An Adaptable Approach for Successful SIEM Adoption in Companies

TL;DR

This paper develops a generic, adaptable procedure model for implementing SIEM systems in companies, aiming to improve early attack detection and response, validated through application in a corporate setting.

Contribution

It introduces a holistic, academic-based methodology for SIEM implementation that is independent of specific products or vendors.

Findings

The procedure model was validated as applicable in a corporate context.

The model supports early detection and response to cyberattacks.

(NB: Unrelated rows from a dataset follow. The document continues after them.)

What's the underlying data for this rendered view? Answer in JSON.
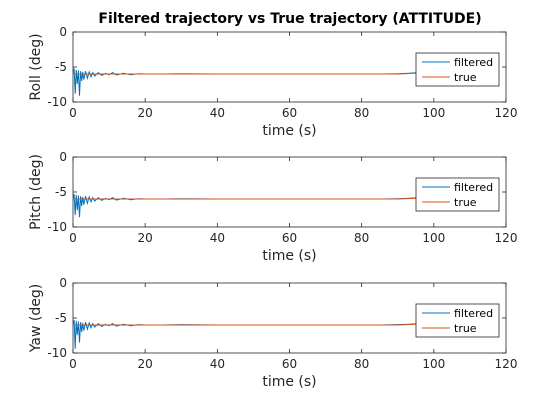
{
  "chart_data": {
    "type": "line",
    "title": "Filtered trajectory vs True trajectory (ATTITUDE)",
    "xlim": [
      0,
      120
    ],
    "xticks": [
      "0",
      "20",
      "40",
      "60",
      "80",
      "100",
      "120"
    ],
    "yticks": [
      "0",
      "-5",
      "-10"
    ],
    "ytick_values": [
      0,
      -5,
      -10
    ],
    "grid": false,
    "legend_position": "right",
    "subplots": [
      {
        "id": "roll",
        "ylabel": "Roll (deg)",
        "xlabel": "time (s)",
        "ylim": [
          -10,
          0
        ],
        "series": [
          {
            "name": "filtered",
            "color": "#0072BD",
            "x": [
              0,
              0.3,
              0.6,
              0.9,
              1.2,
              1.5,
              1.8,
              2.1,
              2.4,
              2.7,
              3,
              3.5,
              4,
              4.5,
              5,
              5.5,
              6,
              7,
              8,
              9,
              10,
              11,
              12,
              14,
              16,
              18,
              20,
              25,
              30,
              40,
              50,
              60,
              70,
              80,
              85,
              90,
              93,
              96,
              98,
              100
            ],
            "values": [
              -6,
              -5.2,
              -8.8,
              -5.4,
              -7.4,
              -5.5,
              -9.1,
              -5.6,
              -7,
              -5.7,
              -6.8,
              -5.6,
              -6.6,
              -5.7,
              -6.4,
              -5.8,
              -6.3,
              -5.8,
              -6.2,
              -5.9,
              -6.1,
              -5.8,
              -6.15,
              -5.9,
              -6.1,
              -5.95,
              -6,
              -6,
              -5.95,
              -6,
              -6,
              -6,
              -6,
              -6,
              -6,
              -5.95,
              -5.9,
              -5.8,
              -5.75,
              -5.7
            ]
          },
          {
            "name": "true",
            "color": "#D95319",
            "x": [
              0,
              10,
              20,
              40,
              60,
              80,
              90,
              95,
              100
            ],
            "values": [
              -6,
              -6,
              -6,
              -6,
              -6,
              -6,
              -6,
              -5.9,
              -5.8
            ]
          }
        ]
      },
      {
        "id": "pitch",
        "ylabel": "Pitch (deg)",
        "xlabel": "time (s)",
        "ylim": [
          -10,
          0
        ],
        "series": [
          {
            "name": "filtered",
            "color": "#0072BD",
            "x": [
              0,
              0.3,
              0.6,
              0.9,
              1.2,
              1.5,
              1.8,
              2.1,
              2.4,
              2.7,
              3,
              3.5,
              4,
              4.5,
              5,
              5.5,
              6,
              7,
              8,
              9,
              10,
              11,
              12,
              14,
              16,
              18,
              20,
              25,
              30,
              40,
              50,
              60,
              70,
              80,
              85,
              90,
              93,
              96,
              98,
              100
            ],
            "values": [
              -6,
              -5.3,
              -8.3,
              -5.4,
              -7.6,
              -5.5,
              -8.6,
              -5.6,
              -7,
              -5.7,
              -6.8,
              -5.6,
              -6.6,
              -5.7,
              -6.4,
              -5.8,
              -6.3,
              -5.8,
              -6.2,
              -5.9,
              -6.1,
              -5.8,
              -6.15,
              -5.9,
              -6.1,
              -5.95,
              -6,
              -6,
              -5.95,
              -6,
              -6,
              -6,
              -6,
              -6,
              -6,
              -5.95,
              -5.9,
              -5.8,
              -5.75,
              -5.7
            ]
          },
          {
            "name": "true",
            "color": "#D95319",
            "x": [
              0,
              10,
              20,
              40,
              60,
              80,
              90,
              95,
              100
            ],
            "values": [
              -6,
              -6,
              -6,
              -6,
              -6,
              -6,
              -6,
              -5.9,
              -5.8
            ]
          }
        ]
      },
      {
        "id": "yaw",
        "ylabel": "Yaw (deg)",
        "xlabel": "time (s)",
        "ylim": [
          -10,
          0
        ],
        "series": [
          {
            "name": "filtered",
            "color": "#0072BD",
            "x": [
              0,
              0.3,
              0.6,
              0.9,
              1.2,
              1.5,
              1.8,
              2.1,
              2.4,
              2.7,
              3,
              3.5,
              4,
              4.5,
              5,
              5.5,
              6,
              7,
              8,
              9,
              10,
              11,
              12,
              14,
              16,
              18,
              20,
              25,
              30,
              40,
              50,
              60,
              70,
              80,
              85,
              90,
              93,
              96,
              98,
              100
            ],
            "values": [
              -6,
              -5.3,
              -9.4,
              -5.4,
              -7.4,
              -5.5,
              -8.5,
              -5.6,
              -7,
              -5.7,
              -6.8,
              -5.6,
              -6.6,
              -5.7,
              -6.4,
              -5.8,
              -6.3,
              -5.8,
              -6.2,
              -5.9,
              -6.1,
              -5.8,
              -6.15,
              -5.9,
              -6.1,
              -5.95,
              -6,
              -6,
              -5.95,
              -6,
              -6,
              -6,
              -6,
              -6,
              -6,
              -5.95,
              -5.9,
              -5.8,
              -5.75,
              -5.7
            ]
          },
          {
            "name": "true",
            "color": "#D95319",
            "x": [
              0,
              10,
              20,
              40,
              60,
              80,
              90,
              95,
              100
            ],
            "values": [
              -6,
              -6,
              -6,
              -6,
              -6,
              -6,
              -6,
              -5.9,
              -5.8
            ]
          }
        ]
      }
    ]
  }
}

Future work includes applying the model across diverse enterprises.

Abstract

In corporations around the world, the topic of cybersecurity and information security is becoming increasingly important as the number of cyberattacks on themselves continues to grow. Nowadays, it is no longer just a matter of protecting against cyberattacks, but rather of detecting such attacks at an early stage and responding accordingly. There is currently no generic methodological approach for the implementation of Security Information and Event Management (SIEM) systems that takes academic aspects into account and can be applied independently of the product or developers of the systems. Applying Hevner's design science research approach, the goal of this paper is to develop a holistic procedure model for implementing respective SIEM systems in corporations. According to the study during the validation phase, the procedure model was verified to be applicable. As desire for future research, the procedure model should be applied in various implementation projects in different enterprises to analyze its applicability and completeness.